While regulatory uncertainty persists in the crypto industry as a whole, high compliance standards and ties to physical gold help mitigate concerns. As blockchain finance continues maturing, gold-backed cryptocurrencies are poised to gain increasing traction among investors who appreciate the enduring history and utility of gold.
FAQs
Gold-backed crypto is considered relatively safer compared to standalone cryptocurrencies like Bitcoin due to its stability from being pegged to gold. However, all cryptocurrencies carry risks from volatility, lack of regulation, and cybersecurity issues. Gold-backed tokens have lower risk profiles than non-asset linked coins, but do your own due diligence before investing.
Some gold-backed cryptocurrencies allow redeeming tokens for physical gold bullion, while others only offer redemption into fiat currency.

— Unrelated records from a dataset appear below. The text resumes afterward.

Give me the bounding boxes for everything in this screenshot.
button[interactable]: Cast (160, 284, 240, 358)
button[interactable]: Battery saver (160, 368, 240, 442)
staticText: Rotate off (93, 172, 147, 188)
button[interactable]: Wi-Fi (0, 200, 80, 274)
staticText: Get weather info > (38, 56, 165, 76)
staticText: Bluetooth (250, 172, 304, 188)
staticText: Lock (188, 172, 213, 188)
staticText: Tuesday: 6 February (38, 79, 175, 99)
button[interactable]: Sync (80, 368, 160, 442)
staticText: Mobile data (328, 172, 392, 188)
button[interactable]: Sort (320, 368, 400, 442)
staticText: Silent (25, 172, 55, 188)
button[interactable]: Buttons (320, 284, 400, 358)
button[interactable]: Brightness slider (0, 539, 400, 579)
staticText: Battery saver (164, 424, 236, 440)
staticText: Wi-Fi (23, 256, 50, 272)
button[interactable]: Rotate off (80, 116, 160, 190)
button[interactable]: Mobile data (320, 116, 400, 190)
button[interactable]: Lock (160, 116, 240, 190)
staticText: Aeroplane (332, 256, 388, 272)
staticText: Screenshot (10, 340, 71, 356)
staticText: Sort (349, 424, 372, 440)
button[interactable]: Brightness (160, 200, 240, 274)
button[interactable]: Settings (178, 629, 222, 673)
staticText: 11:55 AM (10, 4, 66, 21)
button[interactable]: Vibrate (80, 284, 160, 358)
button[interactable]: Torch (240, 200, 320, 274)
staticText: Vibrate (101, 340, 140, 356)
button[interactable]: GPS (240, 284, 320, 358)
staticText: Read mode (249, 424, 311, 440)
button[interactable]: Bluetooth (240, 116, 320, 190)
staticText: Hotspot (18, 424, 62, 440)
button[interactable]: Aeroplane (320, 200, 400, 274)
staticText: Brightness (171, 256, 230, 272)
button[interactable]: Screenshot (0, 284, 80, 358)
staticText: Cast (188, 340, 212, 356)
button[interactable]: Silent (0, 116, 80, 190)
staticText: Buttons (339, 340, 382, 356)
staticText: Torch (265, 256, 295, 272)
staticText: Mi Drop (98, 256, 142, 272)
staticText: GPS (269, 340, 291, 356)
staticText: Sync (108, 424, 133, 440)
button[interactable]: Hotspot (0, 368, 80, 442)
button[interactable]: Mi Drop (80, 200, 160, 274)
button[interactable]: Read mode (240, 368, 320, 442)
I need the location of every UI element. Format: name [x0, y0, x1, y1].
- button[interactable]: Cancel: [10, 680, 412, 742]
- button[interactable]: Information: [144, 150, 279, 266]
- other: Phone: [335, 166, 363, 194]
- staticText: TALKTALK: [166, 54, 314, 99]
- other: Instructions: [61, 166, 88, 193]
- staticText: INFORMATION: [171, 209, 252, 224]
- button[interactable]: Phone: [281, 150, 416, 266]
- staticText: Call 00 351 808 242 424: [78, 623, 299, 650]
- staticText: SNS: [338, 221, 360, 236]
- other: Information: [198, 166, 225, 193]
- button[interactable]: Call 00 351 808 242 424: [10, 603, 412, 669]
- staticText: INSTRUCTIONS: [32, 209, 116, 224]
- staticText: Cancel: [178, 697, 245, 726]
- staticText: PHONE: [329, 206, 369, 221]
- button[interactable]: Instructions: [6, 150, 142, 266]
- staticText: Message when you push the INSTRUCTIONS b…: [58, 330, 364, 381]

Investigate the redemption terms before purchasing any gold-backed crypto. For example, Pax Gold (PAXG) tokens are redeemable for London Good Delivery gold bars directly from Paxos Trust.
The physical gold reserves that collateralize gold-backed cryptos are stored in professional vaults and depositories around the world. These facilities meet stringent security and auditing standards, like being fully insured Lloyd’s of London policies and ISO certified. Storing reserves in geopolitically stable locations like Switzerland, London, and Singapore also enhances protection.